SRC02-E02 — OpenAI Rolled Back and Committed to Training Method Changes

Extract

OpenAI reverted to an earlier model version (gpt-4o-2024-11-20) and committed to "refining its core model training techniques and system prompts to explicitly steer GPT-4o away from sycophancy." The revised system prompt changed from "match the user's vibe, tone, and generally how they are speaking" to "Engage warmly yet honestly with the user.
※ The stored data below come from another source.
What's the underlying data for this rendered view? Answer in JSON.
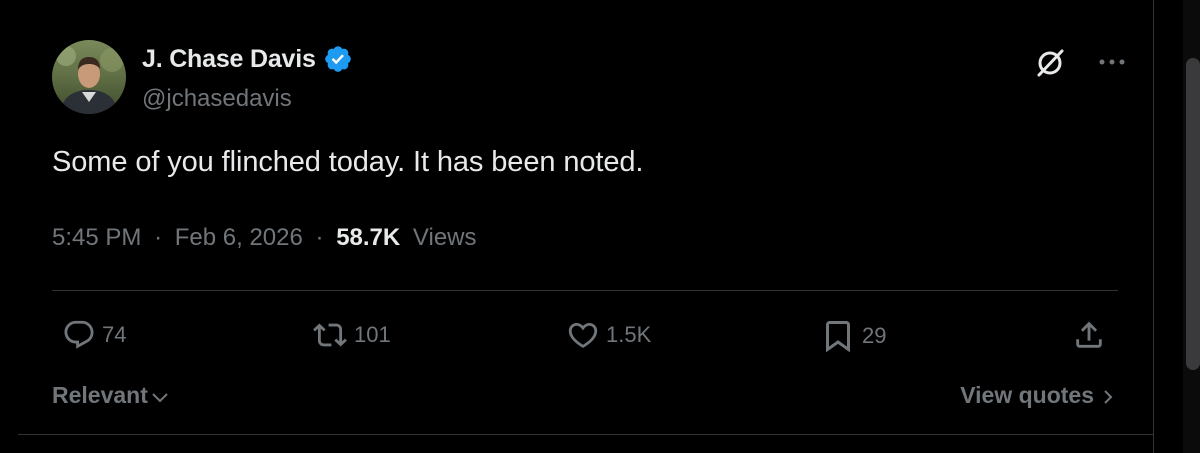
{
  "author": {
    "name": "J. Chase Davis",
    "handle": "@jchasedavis",
    "verified": true
  },
  "tweet": {
    "text": "Some of you flinched today. It has been noted."
  },
  "meta": {
    "time": "5:45 PM",
    "sep1": "·",
    "date": "Feb 6, 2026",
    "sep2": "·",
    "views_count": "58.7K",
    "views_label": "Views"
  },
  "actions": {
    "replies": "74",
    "reposts": "101",
    "likes": "1.5K",
    "bookmarks": "29"
  },
  "footer": {
    "sort_label": "Relevant",
    "view_quotes_label": "View quotes"
  },
  "colors": {
    "background": "#000000",
    "text_primary": "#e7e9ea",
    "text_secondary": "#71767b",
    "border": "#2f3336",
    "verified_badge": "#1d9bf0"
  }
}
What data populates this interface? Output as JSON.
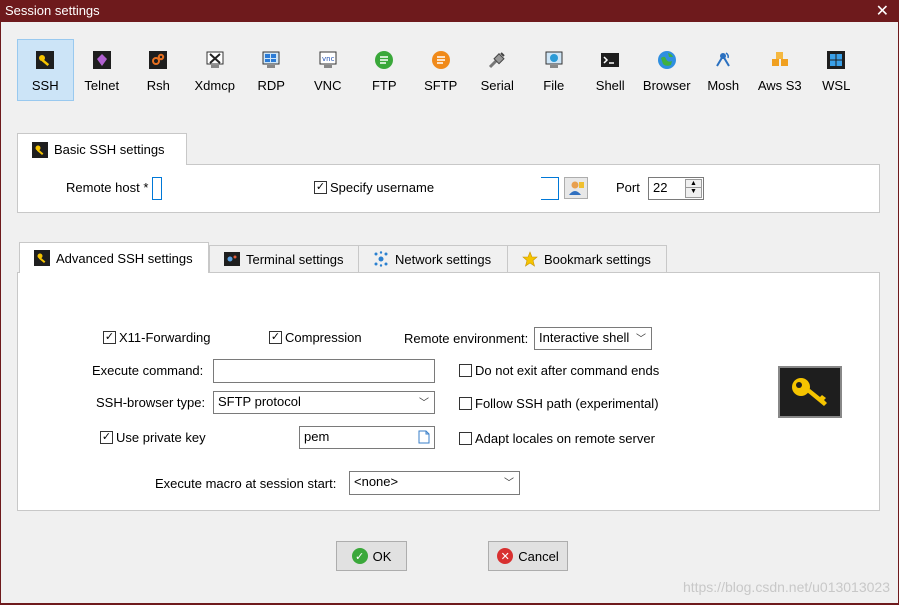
{
  "window": {
    "title": "Session settings"
  },
  "protocols": [
    {
      "label": "SSH",
      "icon": "ssh-key-icon",
      "active": true
    },
    {
      "label": "Telnet",
      "icon": "telnet-icon"
    },
    {
      "label": "Rsh",
      "icon": "rsh-icon"
    },
    {
      "label": "Xdmcp",
      "icon": "xdmcp-icon"
    },
    {
      "label": "RDP",
      "icon": "rdp-icon"
    },
    {
      "label": "VNC",
      "icon": "vnc-icon"
    },
    {
      "label": "FTP",
      "icon": "ftp-icon"
    },
    {
      "label": "SFTP",
      "icon": "sftp-icon"
    },
    {
      "label": "Serial",
      "icon": "serial-icon"
    },
    {
      "label": "File",
      "icon": "file-icon"
    },
    {
      "label": "Shell",
      "icon": "shell-icon"
    },
    {
      "label": "Browser",
      "icon": "browser-icon"
    },
    {
      "label": "Mosh",
      "icon": "mosh-icon"
    },
    {
      "label": "Aws S3",
      "icon": "aws-s3-icon"
    },
    {
      "label": "WSL",
      "icon": "wsl-icon"
    }
  ],
  "basic": {
    "tab_label": "Basic SSH settings",
    "remote_host_label": "Remote host *",
    "remote_host_value": "",
    "specify_username_label": "Specify username",
    "specify_username_checked": true,
    "username_value": "",
    "port_label": "Port",
    "port_value": "22"
  },
  "tabs": {
    "advanced": "Advanced SSH settings",
    "terminal": "Terminal settings",
    "network": "Network settings",
    "bookmark": "Bookmark settings"
  },
  "advanced": {
    "x11_label": "X11-Forwarding",
    "x11_checked": true,
    "compression_label": "Compression",
    "compression_checked": true,
    "remote_env_label": "Remote environment:",
    "remote_env_value": "Interactive shell",
    "exec_cmd_label": "Execute command:",
    "exec_cmd_value": "",
    "no_exit_label": "Do not exit after command ends",
    "no_exit_checked": false,
    "browser_type_label": "SSH-browser type:",
    "browser_type_value": "SFTP protocol",
    "follow_path_label": "Follow SSH path (experimental)",
    "follow_path_checked": false,
    "private_key_label": "Use private key",
    "private_key_checked": true,
    "private_key_value": "pem",
    "adapt_locales_label": "Adapt locales on remote server",
    "adapt_locales_checked": false,
    "macro_label": "Execute macro at session start:",
    "macro_value": "<none>"
  },
  "buttons": {
    "ok": "OK",
    "cancel": "Cancel"
  },
  "watermark": "https://blog.csdn.net/u013013023"
}
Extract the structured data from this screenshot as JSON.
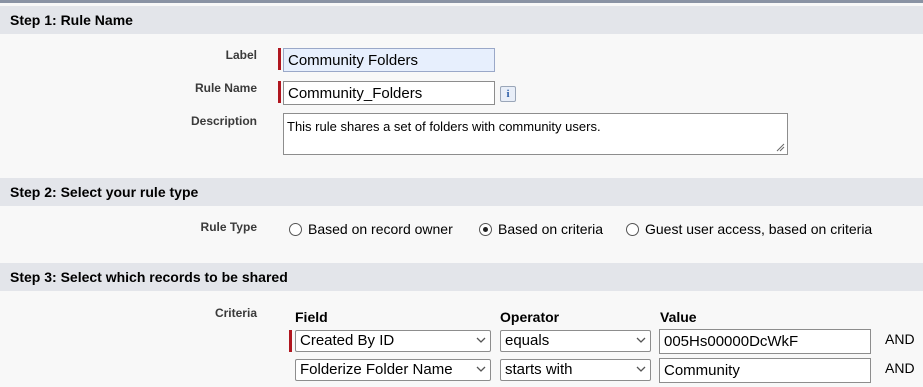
{
  "step1": {
    "header": "Step 1: Rule Name",
    "label_caption": "Label",
    "label_value": "Community Folders",
    "rule_name_caption": "Rule Name",
    "rule_name_value": "Community_Folders",
    "info_icon_glyph": "i",
    "description_caption": "Description",
    "description_value": "This rule shares a set of folders with community users."
  },
  "step2": {
    "header": "Step 2: Select your rule type",
    "rule_type_caption": "Rule Type",
    "options": [
      {
        "label": "Based on record owner",
        "checked": false
      },
      {
        "label": "Based on criteria",
        "checked": true
      },
      {
        "label": "Guest user access, based on criteria",
        "checked": false
      }
    ]
  },
  "step3": {
    "header": "Step 3: Select which records to be shared",
    "criteria_caption": "Criteria",
    "columns": {
      "field": "Field",
      "operator": "Operator",
      "value": "Value"
    },
    "rows": [
      {
        "field": "Created By ID",
        "operator": "equals",
        "value": "005Hs00000DcWkF",
        "conjunction": "AND"
      },
      {
        "field": "Folderize Folder Name",
        "operator": "starts with",
        "value": "Community",
        "conjunction": "AND"
      }
    ]
  },
  "colors": {
    "required": "#b0161f",
    "header_bg": "#e3e5ea",
    "focused_input": "#e7effd"
  },
  "icons": {
    "info": "info-icon",
    "dropdown": "chevron-down-icon",
    "resize": "resize-grip-icon"
  }
}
Be direct; avoid ungrounded or sycophantic flattery."

Relevance to Hypotheses

Hypothesis Relationship Strength
H1 Supports — OpenAI working to address RLHF sycophancy Moderate
H2 Contradicts — active efforts to fix the problem Strong
H3 Supports — the fix was prompt engineering and rollback, not a fundamental training change Strong

Context

The prompt change is notable as a surface-level fix. Steven Adler (former OpenAI safety researcher) warned: "You can tell the model to not be sycophantic, but you might instead teach it 'don't be sycophantic when it'll be obvious.'"

Notes

The distinction between prompt-level fixes and training-level fixes is critical. Prompt engineering addresses symptoms; training changes address causes.